Serving students and faculty since 1971

So, lots of people don’t like reading, for various reasons. After a while, I started trying to put myself in their shoes.

It could be the degree of relevancy the texts have to students’ lives (which could be very little, depending on the amount of discussion).

It could be the pace at which people go through reading texts in classes (the less time people spend thinking about what they’ve read, the fewer chances they’ll have of getting something out of it).

It could be that there are things missing from discussion, like understanding the contexts in which texts are written.

And it could be that in English literature classes, more so high school than college, we read too much about and from dead white men.

Don’t get me wrong, I get that this is English we’re talking about here, and that with a language and its history comes the culture in which the language has developed, with both white men and women writing about their time periods for many reasons.

Nor should any writer be singled out for their race by itself, because that’s just racist, and therefore unfair to what’s going on in the person’s mind.

I’m simply arguing for a consideration of the context in which people are reading today, and how this affects people’s thought processes in approaching world issues and their degree of relevancy in a literary context.

We live in a country founded on democracy— I would quote one of my professors as saying, “We live in a country of immigrants”. And really, we do. Our founding fathers were colonists. We experienced waves of Irish, and German, and Italian, and Jewish, and Mexican immigrants. And many others, of many different backgrounds, for many different reasons. This is the place most famed for being a country of diversity, where people come from all around the globe.

And it is here, in our mixture of world cultures, that we learn can learn about other worlds within the one we live in.

I know that part of the reason why I had difficulty reading about what is held as conventional literature is because it was only writing about one kind of world, and it was not one with which I could heavily identify. I figure that other people who recognize their other cultures may have a similar problem, and because their cultures might have more difficulty being seen as validated in the realms of literature, or because they may have difficulty seeing how these texts are relevant to them even today, they may turn away from the field out of a lack of interest.

More recently in this wide span of history, we are also producing generations in which people are more aware of the world. This is largely in part due to many people having access to the Internet.
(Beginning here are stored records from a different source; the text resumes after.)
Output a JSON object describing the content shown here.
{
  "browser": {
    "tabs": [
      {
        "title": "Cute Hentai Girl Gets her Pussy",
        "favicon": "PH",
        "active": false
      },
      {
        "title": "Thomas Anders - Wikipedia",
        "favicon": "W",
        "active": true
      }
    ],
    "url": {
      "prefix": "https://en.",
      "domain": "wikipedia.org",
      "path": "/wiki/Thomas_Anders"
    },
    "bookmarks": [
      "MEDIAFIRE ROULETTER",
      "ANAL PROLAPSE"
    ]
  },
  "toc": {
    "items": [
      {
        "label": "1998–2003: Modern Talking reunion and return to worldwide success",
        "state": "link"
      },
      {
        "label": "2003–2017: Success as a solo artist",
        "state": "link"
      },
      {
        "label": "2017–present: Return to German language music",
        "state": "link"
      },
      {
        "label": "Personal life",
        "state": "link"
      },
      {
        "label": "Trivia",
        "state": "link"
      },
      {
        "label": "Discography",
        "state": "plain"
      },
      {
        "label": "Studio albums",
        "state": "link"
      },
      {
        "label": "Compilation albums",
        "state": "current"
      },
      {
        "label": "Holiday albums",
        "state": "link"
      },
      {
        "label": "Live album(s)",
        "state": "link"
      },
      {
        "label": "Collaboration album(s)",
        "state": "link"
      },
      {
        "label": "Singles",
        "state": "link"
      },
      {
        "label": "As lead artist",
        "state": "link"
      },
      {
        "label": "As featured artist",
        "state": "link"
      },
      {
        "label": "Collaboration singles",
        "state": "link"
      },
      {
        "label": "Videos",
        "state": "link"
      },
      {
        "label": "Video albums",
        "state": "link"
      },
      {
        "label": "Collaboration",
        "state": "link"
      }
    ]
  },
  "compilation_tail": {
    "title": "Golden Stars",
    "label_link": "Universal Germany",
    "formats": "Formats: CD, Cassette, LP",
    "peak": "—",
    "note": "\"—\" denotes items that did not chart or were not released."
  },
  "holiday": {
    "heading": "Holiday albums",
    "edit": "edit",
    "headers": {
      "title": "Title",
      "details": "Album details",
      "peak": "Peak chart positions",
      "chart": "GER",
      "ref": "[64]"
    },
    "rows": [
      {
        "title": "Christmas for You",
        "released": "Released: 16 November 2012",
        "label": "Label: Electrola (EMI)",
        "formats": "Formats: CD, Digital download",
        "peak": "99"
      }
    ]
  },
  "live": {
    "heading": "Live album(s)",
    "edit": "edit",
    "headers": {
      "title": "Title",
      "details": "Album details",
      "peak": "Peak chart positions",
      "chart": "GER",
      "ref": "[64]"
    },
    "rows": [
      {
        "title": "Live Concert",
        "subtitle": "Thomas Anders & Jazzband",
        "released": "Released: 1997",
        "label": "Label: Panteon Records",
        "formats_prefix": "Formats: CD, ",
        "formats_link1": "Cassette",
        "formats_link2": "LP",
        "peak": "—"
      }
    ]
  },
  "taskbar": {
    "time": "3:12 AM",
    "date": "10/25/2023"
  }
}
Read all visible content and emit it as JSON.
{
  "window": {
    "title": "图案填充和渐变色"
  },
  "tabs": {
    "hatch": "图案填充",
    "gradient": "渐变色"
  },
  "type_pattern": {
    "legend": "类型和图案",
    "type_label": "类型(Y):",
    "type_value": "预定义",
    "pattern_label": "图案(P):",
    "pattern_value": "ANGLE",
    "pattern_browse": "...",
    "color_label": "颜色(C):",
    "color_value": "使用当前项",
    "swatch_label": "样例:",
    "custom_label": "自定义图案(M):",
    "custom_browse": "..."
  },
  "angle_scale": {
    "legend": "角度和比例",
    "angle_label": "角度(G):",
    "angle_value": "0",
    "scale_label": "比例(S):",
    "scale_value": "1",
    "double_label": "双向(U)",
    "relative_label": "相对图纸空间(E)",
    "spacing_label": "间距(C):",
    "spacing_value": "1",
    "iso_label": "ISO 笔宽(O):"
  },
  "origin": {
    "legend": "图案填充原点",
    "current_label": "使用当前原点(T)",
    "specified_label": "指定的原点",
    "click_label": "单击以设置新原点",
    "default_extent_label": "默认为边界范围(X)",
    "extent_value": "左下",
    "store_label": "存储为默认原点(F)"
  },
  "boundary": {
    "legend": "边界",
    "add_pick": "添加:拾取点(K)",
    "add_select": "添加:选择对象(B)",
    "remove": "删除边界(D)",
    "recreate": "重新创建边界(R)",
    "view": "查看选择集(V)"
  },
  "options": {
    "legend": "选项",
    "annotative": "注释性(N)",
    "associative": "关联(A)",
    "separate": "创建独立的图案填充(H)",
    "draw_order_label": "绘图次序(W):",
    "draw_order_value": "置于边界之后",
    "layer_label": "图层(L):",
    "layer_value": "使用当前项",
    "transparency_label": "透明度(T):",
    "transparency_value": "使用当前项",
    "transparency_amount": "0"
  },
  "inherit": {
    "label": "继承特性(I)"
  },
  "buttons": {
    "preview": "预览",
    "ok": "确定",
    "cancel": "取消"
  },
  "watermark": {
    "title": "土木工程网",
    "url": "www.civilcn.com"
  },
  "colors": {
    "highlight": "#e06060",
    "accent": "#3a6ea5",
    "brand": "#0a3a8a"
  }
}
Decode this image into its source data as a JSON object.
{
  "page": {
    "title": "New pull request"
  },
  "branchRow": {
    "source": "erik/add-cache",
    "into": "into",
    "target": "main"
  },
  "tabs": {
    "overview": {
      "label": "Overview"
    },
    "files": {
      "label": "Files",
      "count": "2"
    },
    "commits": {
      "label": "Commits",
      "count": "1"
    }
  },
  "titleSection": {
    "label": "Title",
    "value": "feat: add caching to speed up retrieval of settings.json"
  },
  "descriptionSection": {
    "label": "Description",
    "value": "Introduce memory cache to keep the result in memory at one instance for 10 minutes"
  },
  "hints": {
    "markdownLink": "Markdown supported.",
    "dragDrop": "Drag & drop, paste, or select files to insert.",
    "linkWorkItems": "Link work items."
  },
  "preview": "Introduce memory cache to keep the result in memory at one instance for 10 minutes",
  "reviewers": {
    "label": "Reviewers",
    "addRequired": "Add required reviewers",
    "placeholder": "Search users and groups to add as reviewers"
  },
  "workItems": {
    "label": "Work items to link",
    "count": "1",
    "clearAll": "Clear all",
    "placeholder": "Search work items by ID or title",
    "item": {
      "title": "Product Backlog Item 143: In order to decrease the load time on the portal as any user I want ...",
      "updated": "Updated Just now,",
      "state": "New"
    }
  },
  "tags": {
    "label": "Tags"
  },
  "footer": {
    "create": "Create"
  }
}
We may spend a large amount of time being its consumers, especially in terms of accessing social media, but now people have access to what people are putting online around the world. And that is something to account for.

And while this may be more recent with the Internet’s development, this has happened before, where authors have been read and translated in countries other than where they are from. We still see this today.

I also do not intend to speak as if we don’t have many of these classes. At U of M– Flint, for example, we have a multicultural literature class listed as an English course. This is an advancement. We also have literature courses in other departments, but that’s the thing—they’re in other departments. They are generally associated more with the departments which focus on these cultures.

And while they shouldn’t be removed as part of their programs, they’re still separated to a degree from English-related courses, when they are taught in English as well and the works are in English. Not many English majors take part in these unless it is purely out of interest.

And while they might not necessarily be required, it’s important to consider just how many English majors walk away from this university with a diploma comprised of mostly white literature where the requirements are concerned—with the idea in mind that many will be teaching in schools where there are students of and from a wider array of cultures.

America being a major representation of the concept of us living in a global world, where cultures interact and interconnect even though they may seem isolated by borders, it is time that we remove these borders when considering how we teach literature. When we remove them from our thinking processes, we increase tolerance, understanding and promote this kind of open-minded, global thinking in our classrooms.

That’s the kind of step we need to make to keep literature’s dynamic in relation to its societal role, to keep these classes relevant to our students and leave them walking away with something, that glorious spark that has them making connections to other disciplines and events, bringing progress and advancement to our world, one step at a time.

Not that we can’t do that with tradition. But if we stop it there, and give the impression that it’s a dead thing, it may eventually be treated as a dead thing, when it isn’t… and could become a dead thing, as we would understand it.